The Testflinger agent is a per-machine service that runs on an agent host system. The agent is configured with a set of queues for which it knows how to run jobs. When it is not running a job, the agent:

Asks the server for a job to run from the list of configured queues

Dispatches the device connector to execute each phase of the job

Reports the results of the job back to the server

Uploads artifacts (if any) saved from the job to the server

You can see a list of agents in the Testflinger web interface by clicking on the “Agents” link in the top navigation bar.

Communication with the Server¶

The agent communicates with the server using a REST API. The agent polls the server for jobs to run at a configurable interval. When a job is found, the agent downloads the job and any associated artifacts and begins running the job. When the job is complete, the agent uploads the results and any artifacts to the server.

The server does not push jobs to the agent, and never needs to initiate a connection to the agent. This makes it easy to run agents behind firewalls or in other network configurations where the agent cannot be directly reached by the server. However, it also means that the server has no way of knowing if an agent has gone away forever if it stops checking in. If this happens, the server will continue to show the agent in the “Agents” list, but it’s important to pay attention to the timestamp for when the agent was last updated. This timestamp will continue to be updated even if the agent is offline as long as the agent is still running and able to communicate with the server.

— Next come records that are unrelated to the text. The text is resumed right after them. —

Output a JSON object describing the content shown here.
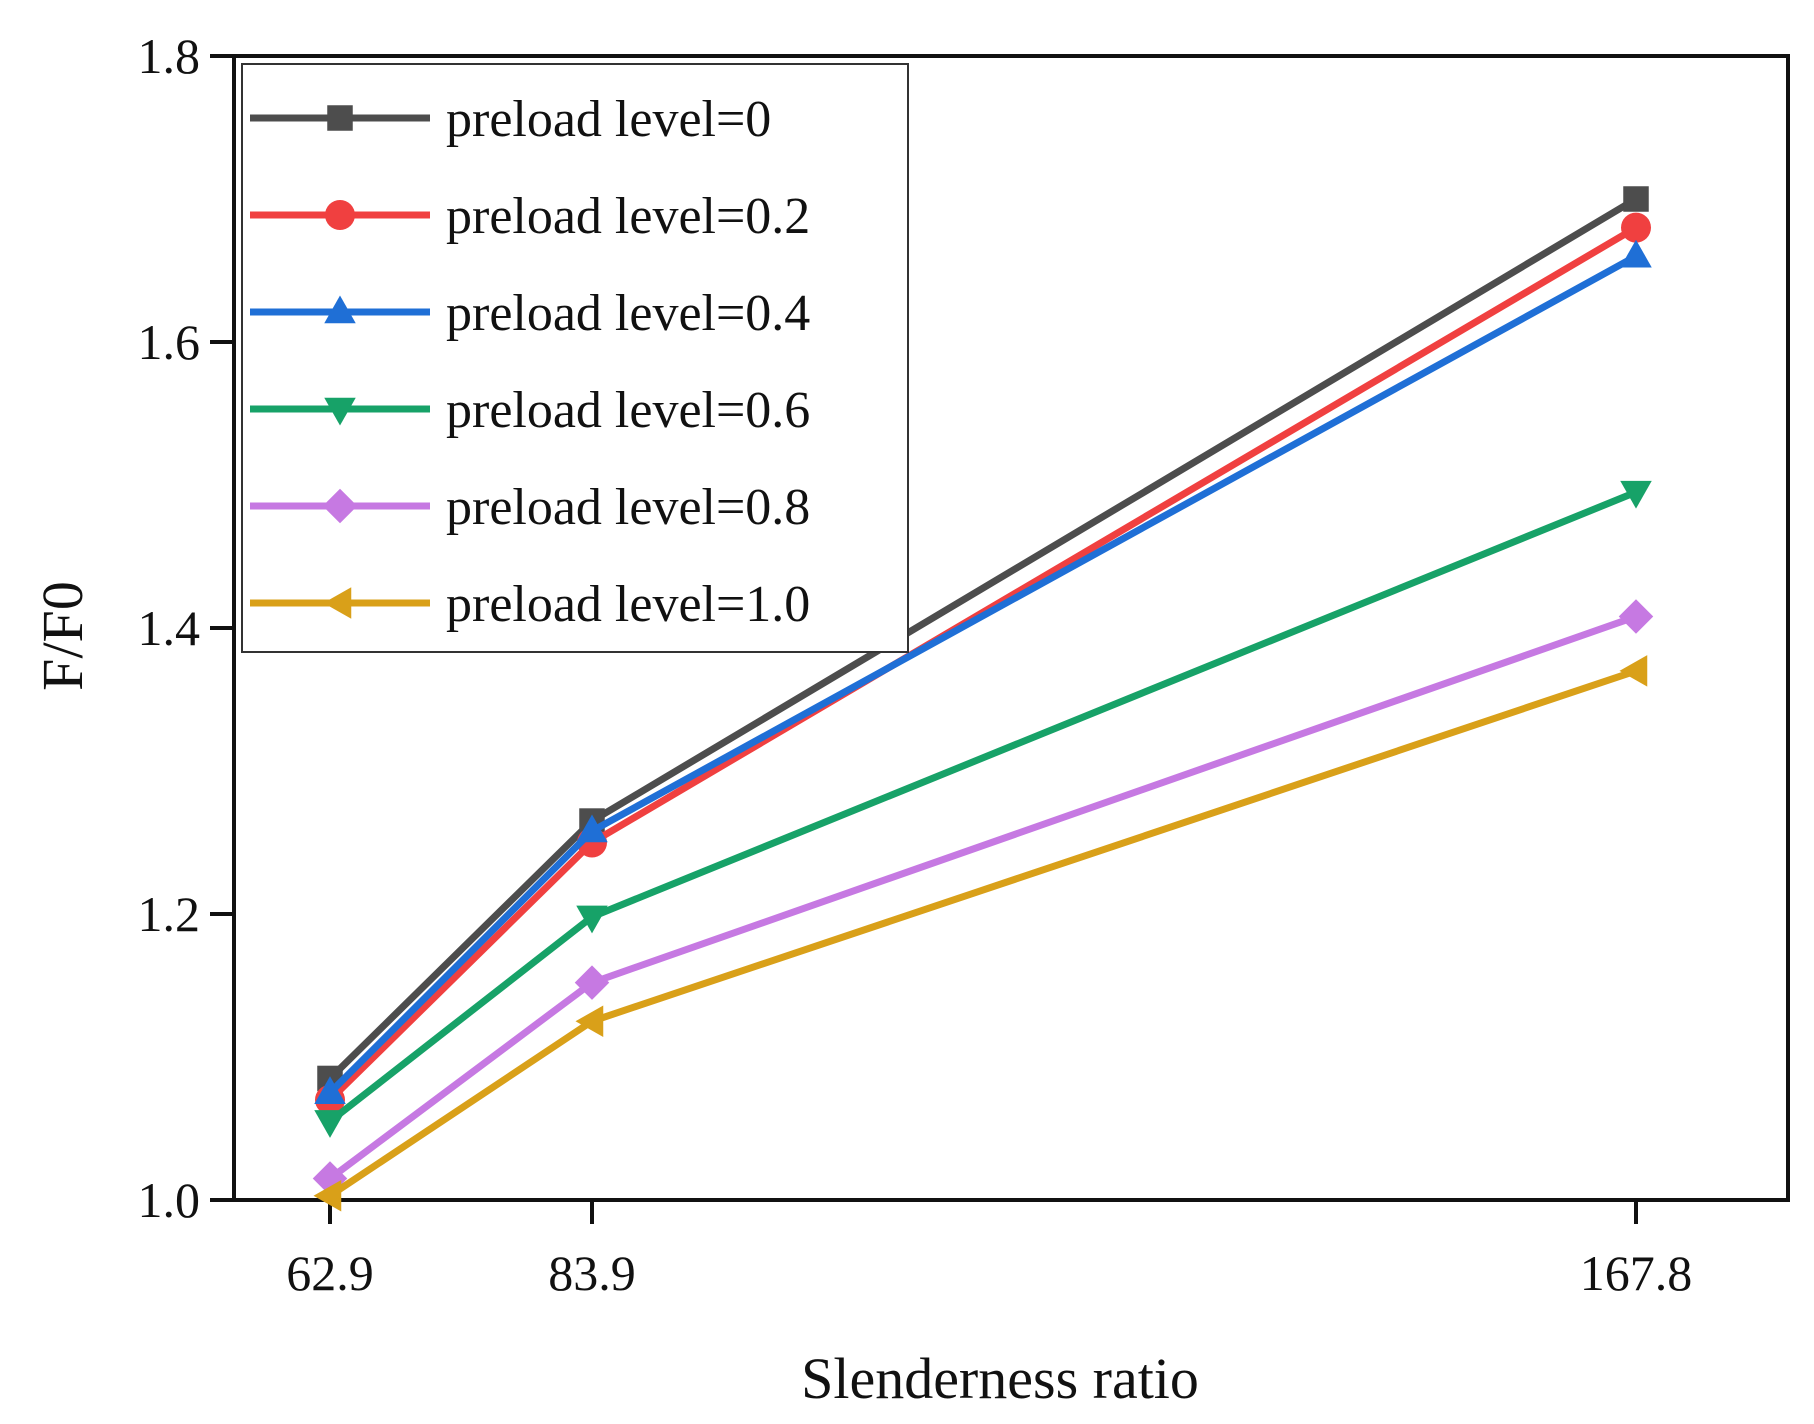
{
  "chart_data": {
    "type": "line",
    "title": "",
    "xlabel": "Slenderness ratio",
    "ylabel": "F/F0",
    "x": [
      62.9,
      83.9,
      167.8
    ],
    "x_tick_labels": [
      "62.9",
      "83.9",
      "167.8"
    ],
    "x_scale": "categorical-positioned",
    "ylim": [
      1.0,
      1.8
    ],
    "y_ticks": [
      1.0,
      1.2,
      1.4,
      1.6,
      1.8
    ],
    "y_tick_labels": [
      "1.0",
      "1.2",
      "1.4",
      "1.6",
      "1.8"
    ],
    "grid": false,
    "legend_position": "top-left",
    "series": [
      {
        "name": "preload level=0",
        "values": [
          1.085,
          1.265,
          1.7
        ],
        "color": "#4d4d4d",
        "marker": "square"
      },
      {
        "name": "preload level=0.2",
        "values": [
          1.07,
          1.25,
          1.68
        ],
        "color": "#f04040",
        "marker": "circle"
      },
      {
        "name": "preload level=0.4",
        "values": [
          1.075,
          1.258,
          1.66
        ],
        "color": "#1f6fd6",
        "marker": "triangle-up"
      },
      {
        "name": "preload level=0.6",
        "values": [
          1.055,
          1.198,
          1.495
        ],
        "color": "#17a268",
        "marker": "triangle-down"
      },
      {
        "name": "preload level=0.8",
        "values": [
          1.015,
          1.152,
          1.408
        ],
        "color": "#c679e2",
        "marker": "diamond"
      },
      {
        "name": "preload level=1.0",
        "values": [
          1.003,
          1.125,
          1.37
        ],
        "color": "#d9a019",
        "marker": "triangle-left"
      }
    ]
  }
}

If an agent has not checked in after 7 days, it will automatically be removed from the database and will no longer appear in the “Agents” list.

Safely Restarting or Shutting Down an Agent¶

When an agent needs to be re-executed due to something like a code update or a configuration change, it is important to shut it down safely so that it does not interfere with a job currently running. To do this, you can use one of the following methods:

create a file called /tmp/TESTFLINGER-DEVICE-RESTART-(agent_name) (where (agent_name) is the name of the agent).
Send a SIGUSR1 signal to the agent’s process

Both of these methods will cause the agent to exit when it is no longer running a job. You will need to ensure something like systemd or supervisord is watching the agent process and restarting it if it exits in order to actually restart the agent.